En l’espèce, le recours a été interjeté en temps utile devant
l’autorité compétente par le condamné qui a qualité pour recourir (art. 382
al. 1 CPP) et dans les formes prescrites (art. 385 al. 1 CPP), de sorte qu’il
est recevable.
2.1L’ordonnance pénale est notifiée par écrit aux personnes et
aux autorités qui ont qualité pour former opposition (art. 353 al. 3 CPP).

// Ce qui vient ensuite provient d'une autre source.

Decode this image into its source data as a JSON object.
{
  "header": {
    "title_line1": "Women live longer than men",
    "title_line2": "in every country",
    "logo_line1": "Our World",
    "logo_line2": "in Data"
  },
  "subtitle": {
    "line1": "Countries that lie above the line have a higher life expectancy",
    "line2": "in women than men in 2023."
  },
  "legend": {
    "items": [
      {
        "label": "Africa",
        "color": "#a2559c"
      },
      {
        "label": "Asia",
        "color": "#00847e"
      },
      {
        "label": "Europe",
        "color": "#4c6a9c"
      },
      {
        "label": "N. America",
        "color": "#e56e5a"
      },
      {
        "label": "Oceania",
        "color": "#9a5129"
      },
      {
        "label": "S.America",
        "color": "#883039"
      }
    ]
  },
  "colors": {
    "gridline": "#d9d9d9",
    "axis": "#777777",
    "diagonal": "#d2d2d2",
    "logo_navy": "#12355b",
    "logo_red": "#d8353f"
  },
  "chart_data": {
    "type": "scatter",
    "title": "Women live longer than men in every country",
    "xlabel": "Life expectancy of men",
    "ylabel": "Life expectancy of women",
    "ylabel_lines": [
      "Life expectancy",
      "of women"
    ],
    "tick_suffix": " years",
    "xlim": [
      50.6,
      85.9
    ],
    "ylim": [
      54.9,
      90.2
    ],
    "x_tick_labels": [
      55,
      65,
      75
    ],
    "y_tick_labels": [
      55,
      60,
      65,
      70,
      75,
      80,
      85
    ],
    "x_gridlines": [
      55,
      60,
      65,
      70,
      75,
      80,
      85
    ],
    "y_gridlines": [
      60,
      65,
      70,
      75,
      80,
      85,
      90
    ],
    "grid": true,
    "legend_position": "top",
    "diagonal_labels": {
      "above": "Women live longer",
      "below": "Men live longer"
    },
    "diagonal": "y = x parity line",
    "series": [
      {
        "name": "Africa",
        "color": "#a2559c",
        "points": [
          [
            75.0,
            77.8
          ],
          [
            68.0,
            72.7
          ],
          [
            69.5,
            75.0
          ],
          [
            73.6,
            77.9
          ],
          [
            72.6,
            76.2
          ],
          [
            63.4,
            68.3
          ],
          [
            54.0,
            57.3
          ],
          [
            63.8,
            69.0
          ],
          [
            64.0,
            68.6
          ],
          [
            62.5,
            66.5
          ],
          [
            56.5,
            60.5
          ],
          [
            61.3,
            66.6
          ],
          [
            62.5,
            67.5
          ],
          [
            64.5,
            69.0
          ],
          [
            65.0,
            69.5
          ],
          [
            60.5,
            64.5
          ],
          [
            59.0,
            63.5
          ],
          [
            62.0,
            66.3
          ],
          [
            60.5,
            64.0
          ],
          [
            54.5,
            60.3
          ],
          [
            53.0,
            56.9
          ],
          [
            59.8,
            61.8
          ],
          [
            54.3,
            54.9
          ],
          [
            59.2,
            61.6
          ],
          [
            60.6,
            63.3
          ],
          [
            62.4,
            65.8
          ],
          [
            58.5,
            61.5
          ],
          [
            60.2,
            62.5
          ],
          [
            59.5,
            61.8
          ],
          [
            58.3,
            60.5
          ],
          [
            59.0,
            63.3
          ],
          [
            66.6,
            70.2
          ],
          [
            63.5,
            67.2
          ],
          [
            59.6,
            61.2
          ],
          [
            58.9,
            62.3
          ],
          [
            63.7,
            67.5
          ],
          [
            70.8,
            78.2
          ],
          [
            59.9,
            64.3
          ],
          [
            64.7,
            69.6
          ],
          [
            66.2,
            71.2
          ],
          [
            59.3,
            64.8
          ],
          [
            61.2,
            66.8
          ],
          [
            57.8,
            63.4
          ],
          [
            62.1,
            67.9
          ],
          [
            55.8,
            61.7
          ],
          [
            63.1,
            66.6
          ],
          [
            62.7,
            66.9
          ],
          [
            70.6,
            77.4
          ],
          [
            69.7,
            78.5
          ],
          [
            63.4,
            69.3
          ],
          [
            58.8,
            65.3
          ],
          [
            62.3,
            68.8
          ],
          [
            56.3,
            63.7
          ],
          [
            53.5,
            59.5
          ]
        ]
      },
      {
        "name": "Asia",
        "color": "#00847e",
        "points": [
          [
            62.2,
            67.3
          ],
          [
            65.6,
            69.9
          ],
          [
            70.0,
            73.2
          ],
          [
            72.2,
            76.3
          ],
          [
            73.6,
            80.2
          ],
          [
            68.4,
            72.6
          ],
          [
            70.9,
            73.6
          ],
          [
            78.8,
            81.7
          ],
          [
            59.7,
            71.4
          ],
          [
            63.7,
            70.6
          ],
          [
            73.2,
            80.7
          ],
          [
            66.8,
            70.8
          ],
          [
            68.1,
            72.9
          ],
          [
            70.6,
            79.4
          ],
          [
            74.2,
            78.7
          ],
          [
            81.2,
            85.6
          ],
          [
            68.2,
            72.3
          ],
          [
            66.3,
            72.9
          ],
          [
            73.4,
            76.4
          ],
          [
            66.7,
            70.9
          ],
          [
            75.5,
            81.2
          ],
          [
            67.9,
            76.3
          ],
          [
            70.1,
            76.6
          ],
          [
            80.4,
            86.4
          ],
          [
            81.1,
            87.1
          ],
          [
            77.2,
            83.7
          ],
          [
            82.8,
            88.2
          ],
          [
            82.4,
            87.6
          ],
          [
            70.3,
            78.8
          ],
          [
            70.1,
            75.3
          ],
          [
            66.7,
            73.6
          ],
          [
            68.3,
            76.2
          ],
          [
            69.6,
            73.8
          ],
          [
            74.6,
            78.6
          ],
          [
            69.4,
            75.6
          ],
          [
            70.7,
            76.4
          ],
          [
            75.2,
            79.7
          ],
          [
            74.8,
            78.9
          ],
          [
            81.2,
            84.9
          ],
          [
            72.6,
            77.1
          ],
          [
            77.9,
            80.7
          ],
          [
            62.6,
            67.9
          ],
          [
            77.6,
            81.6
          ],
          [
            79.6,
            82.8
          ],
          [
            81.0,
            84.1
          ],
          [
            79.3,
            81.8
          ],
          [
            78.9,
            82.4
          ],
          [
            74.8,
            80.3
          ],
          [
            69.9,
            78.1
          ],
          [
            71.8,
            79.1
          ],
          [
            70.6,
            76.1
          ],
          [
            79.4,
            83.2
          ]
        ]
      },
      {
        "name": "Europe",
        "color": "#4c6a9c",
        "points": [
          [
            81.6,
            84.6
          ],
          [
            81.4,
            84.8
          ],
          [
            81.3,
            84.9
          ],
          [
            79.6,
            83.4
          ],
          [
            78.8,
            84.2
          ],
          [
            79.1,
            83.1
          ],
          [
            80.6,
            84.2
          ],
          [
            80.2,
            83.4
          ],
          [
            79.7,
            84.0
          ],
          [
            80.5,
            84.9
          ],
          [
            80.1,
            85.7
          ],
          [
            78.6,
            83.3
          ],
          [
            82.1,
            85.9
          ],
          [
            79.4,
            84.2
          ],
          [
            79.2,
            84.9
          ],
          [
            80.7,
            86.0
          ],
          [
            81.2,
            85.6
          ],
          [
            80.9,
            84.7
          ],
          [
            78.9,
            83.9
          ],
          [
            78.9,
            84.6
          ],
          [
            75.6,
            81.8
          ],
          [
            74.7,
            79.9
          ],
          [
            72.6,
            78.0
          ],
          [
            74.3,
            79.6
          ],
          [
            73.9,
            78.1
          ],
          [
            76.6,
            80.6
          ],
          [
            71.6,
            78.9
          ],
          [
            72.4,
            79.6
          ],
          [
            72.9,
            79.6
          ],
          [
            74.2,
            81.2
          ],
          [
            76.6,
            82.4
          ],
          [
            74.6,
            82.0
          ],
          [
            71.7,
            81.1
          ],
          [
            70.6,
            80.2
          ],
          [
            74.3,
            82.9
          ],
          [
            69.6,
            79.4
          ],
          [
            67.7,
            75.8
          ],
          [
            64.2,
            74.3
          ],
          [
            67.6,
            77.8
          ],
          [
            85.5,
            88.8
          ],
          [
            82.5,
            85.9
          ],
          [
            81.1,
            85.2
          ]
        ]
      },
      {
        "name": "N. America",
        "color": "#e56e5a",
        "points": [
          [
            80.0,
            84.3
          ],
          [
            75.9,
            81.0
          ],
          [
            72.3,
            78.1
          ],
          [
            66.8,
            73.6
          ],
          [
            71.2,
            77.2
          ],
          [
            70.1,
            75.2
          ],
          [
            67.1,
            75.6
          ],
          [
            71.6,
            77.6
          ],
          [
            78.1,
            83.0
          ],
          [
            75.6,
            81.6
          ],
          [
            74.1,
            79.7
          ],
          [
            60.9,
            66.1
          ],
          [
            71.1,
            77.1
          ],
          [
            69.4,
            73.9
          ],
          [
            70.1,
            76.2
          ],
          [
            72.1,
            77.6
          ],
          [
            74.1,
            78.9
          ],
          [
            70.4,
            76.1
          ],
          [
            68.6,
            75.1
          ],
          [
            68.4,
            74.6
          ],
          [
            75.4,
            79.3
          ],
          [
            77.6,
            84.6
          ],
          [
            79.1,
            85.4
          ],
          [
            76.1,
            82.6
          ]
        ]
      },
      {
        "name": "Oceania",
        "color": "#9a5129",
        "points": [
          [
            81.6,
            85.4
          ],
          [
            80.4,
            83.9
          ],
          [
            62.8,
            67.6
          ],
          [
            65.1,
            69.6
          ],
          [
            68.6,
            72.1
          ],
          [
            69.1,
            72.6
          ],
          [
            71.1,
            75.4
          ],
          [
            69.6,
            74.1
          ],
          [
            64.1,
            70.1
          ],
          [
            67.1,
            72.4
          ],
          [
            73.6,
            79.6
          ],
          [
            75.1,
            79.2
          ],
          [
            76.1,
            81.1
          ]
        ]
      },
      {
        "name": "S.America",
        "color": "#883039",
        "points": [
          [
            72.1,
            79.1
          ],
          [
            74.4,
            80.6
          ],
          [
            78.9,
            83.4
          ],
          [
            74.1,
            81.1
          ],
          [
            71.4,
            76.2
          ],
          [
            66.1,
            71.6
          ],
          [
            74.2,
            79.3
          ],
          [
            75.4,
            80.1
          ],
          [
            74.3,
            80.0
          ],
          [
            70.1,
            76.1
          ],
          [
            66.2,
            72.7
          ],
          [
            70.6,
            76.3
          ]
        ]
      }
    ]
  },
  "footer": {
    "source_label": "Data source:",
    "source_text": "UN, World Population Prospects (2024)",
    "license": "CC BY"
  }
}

Peuvent former opposition contre l’ordonnance pénale devant le Ministère
public, par écrit et dans les dix jours, le prévenu, les autres personnes
concernées et, si cela est prévu, le premier procureur ou le procureur
général de la Confédération ou du canton, dans le cadre de la procédure
pénale pertinente (art. 354 al. 1 CPP). Si aucune opposition n’est
valablement formée, l’ordonnance pénale est assimilée à un jugement
entré en force (art. 354 al. 3 CPP). En application de l'art. 356 al. 2 CPP, le
tribunal de première instance statue sur la validité de l'ordonnance pénale
et de l'opposition. Si l'opposition a été formée tardivement, le tribunal la
déclare irrecevable. Elle est tardive si elle a été adressée au Ministère
public après le délai de dix jours prévu par l'art. 354 al. 1 CPP.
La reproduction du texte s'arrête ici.